I’m also excited to see newer targets developed. We saw some data with [fam-]trastuzumab deruxtecan[-nxki (Enhertu)]. These were early results, but we saw very impressive PFS in HER2-mutant NSCLC. We want to see how durable responses are and how good the PFS is with more follow-up and a more robust data set. We also want to see if that translates to patients with HER2 overexpression.
HER2 exon 20 mutations are relatively common compared with some of the other rare mutations like ROS1, but we don’t have an approved drug in that setting yet. There are also some newer targets that are rapidly evolving. NRG1 fusions, for example, clearly represent an actionable target. They have a low incidence. About 0.2% of cancers will harbor an NRG1 fusion. They’re hard to find. We really need to use RNA sequencing to discover those. But when present, they represent a new target. There are now 4 clinical trials available in the United States that are targeting NRG1 and more to come. This is a new target where we don’t have an approved drug yet, but we will have one soon.
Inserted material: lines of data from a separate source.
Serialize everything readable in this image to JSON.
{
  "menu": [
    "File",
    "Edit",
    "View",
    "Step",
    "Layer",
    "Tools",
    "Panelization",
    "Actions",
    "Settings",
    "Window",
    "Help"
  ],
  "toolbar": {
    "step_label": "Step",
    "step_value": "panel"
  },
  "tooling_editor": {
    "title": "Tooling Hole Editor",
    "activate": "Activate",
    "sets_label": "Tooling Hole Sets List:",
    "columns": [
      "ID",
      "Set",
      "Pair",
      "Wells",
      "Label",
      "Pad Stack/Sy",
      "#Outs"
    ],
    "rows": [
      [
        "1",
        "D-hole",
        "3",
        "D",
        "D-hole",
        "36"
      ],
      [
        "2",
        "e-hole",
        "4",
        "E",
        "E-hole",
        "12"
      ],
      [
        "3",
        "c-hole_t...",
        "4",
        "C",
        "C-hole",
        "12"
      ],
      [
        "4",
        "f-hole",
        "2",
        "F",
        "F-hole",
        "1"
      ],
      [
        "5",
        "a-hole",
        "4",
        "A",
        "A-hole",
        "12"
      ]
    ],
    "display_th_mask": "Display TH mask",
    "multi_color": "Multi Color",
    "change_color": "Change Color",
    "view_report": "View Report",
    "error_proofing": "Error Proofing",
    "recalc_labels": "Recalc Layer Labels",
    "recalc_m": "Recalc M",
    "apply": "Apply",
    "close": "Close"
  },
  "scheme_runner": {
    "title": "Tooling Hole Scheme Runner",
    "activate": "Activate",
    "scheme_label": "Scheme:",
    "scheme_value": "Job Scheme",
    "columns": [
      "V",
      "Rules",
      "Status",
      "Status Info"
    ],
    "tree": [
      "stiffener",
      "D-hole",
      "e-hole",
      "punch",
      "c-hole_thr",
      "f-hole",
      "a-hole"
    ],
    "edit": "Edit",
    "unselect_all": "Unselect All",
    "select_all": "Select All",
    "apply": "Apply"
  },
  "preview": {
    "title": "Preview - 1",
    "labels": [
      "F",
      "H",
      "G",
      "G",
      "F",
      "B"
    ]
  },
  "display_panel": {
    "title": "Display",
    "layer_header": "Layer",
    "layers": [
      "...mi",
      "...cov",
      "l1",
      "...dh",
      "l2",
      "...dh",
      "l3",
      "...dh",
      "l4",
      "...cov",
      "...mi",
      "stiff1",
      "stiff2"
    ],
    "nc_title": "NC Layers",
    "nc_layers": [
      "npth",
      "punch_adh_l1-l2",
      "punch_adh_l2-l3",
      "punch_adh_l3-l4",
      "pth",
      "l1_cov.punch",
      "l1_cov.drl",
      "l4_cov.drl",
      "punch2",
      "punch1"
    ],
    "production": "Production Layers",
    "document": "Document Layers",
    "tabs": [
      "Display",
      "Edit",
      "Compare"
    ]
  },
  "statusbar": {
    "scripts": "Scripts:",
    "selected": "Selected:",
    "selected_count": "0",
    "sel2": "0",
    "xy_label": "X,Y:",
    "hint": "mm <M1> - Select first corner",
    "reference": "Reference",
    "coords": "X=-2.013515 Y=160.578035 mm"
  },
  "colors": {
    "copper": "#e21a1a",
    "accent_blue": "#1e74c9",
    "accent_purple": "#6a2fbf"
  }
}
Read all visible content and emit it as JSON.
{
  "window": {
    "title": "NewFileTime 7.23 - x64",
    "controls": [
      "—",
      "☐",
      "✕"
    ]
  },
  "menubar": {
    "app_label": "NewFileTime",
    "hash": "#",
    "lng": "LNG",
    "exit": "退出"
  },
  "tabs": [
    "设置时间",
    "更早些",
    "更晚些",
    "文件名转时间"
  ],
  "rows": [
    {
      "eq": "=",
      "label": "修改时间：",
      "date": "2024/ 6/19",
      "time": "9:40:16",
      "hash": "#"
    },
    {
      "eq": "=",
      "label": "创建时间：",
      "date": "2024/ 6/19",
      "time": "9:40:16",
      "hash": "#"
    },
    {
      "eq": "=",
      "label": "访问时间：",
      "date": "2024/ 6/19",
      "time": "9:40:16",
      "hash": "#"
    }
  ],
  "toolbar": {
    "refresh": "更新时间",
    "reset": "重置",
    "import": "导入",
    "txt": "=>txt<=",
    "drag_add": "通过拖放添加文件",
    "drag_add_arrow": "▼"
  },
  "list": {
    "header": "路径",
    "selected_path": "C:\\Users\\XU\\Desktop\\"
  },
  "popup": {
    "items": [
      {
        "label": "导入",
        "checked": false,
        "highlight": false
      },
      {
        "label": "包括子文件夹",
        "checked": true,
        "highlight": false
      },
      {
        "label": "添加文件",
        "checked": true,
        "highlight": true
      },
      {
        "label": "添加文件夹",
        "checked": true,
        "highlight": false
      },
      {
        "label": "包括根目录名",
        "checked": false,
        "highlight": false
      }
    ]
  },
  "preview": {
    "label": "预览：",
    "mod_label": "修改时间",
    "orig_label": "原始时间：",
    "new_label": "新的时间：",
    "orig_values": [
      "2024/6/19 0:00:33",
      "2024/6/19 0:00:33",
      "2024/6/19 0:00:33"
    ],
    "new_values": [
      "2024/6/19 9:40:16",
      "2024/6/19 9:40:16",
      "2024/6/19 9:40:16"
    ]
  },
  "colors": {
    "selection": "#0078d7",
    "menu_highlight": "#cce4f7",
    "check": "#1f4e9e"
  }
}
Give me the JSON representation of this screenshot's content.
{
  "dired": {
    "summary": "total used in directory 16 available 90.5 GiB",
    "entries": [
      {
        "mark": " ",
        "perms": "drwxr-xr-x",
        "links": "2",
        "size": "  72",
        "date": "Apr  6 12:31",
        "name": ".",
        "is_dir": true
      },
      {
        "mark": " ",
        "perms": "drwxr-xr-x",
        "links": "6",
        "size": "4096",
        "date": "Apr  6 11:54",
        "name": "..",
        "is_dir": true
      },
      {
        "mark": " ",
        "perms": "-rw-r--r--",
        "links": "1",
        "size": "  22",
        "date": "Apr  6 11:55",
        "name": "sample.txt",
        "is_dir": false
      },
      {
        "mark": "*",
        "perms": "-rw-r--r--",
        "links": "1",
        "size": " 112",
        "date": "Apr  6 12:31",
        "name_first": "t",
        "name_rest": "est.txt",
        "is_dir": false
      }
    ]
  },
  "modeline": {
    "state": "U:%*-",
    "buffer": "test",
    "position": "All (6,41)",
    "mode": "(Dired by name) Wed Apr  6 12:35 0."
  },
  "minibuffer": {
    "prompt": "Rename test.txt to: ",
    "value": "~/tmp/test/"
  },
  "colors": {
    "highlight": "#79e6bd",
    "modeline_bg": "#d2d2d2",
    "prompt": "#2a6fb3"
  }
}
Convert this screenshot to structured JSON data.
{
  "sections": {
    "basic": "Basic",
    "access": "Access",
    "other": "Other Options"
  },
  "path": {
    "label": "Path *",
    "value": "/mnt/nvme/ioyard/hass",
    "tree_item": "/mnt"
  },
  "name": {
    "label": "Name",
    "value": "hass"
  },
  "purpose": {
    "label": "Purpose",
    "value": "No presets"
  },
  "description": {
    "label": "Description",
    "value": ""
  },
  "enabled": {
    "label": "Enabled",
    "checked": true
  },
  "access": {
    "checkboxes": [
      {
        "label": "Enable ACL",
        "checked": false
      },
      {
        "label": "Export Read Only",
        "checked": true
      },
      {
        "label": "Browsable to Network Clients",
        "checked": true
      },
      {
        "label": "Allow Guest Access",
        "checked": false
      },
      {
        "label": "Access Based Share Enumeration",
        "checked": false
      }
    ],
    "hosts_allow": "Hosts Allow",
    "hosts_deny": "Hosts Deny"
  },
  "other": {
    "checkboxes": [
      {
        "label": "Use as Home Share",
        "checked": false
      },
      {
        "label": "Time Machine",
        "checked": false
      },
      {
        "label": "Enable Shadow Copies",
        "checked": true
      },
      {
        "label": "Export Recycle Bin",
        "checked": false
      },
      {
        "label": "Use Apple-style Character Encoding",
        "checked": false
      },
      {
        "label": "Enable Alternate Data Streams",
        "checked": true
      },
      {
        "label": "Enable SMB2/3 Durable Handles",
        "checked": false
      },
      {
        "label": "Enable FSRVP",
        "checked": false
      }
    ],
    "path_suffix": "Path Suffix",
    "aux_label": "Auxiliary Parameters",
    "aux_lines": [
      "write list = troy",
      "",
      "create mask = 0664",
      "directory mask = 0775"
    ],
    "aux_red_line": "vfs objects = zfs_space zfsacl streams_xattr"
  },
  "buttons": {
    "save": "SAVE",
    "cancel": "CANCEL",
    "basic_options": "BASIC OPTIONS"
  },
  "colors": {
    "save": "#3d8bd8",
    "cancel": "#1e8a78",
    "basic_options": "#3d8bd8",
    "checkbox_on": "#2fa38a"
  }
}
At our institution, we’re really focused on overcoming acquired resistance. Although achieving initial responses is important, we know those responses are often very transient. So, we’re looking at ways to try to maintain the durability of those responses. We have a protocol through the ETCTN [Experimental Therapeutics Clinical Trials Network] through the NCI [National Cancer Institute], combining atezolizumab with a MEK inhibitor. That has shown some very promising durable responses in the resistance setting.
We’re also looking at chemotherapy-free immunotherapy combinations in NSCLC that has not responded to immunotherapy or EGFR-positive NSCLC, which is a common subgroup. We know that the IMpower150 regimen of carboplatin, paclitaxel, and bevacizumab [Avastin] plus atezolizumab has shown efficacy in an EGFR-mutant population. We’re now developing a chemotherapy-free, immunotherapy-based approach for EGFR-mutant lung cancer after TKI that has the chance to change some of what we know about immunotherapy in that space.
Newer targets are critical. We’ve been fortunate to lead a lot of the studies looking at NRG1 fusions across tumor types. When we look more frequently, we find things. We’ve been able to find a lot of these fusion events and have been participating in several of the NRG1 trials with very encouraging results thus far.
Editor's Note: This interview was conducted prior to the December 18, 2020 FDA approval of osimertinib for use as an adjuvant treatment following tumor resection in patients with NSCLC whose tumors harbor EGFR exon 19 deletions or exon 21 L858R mutations, as detected by an FDA-approved test.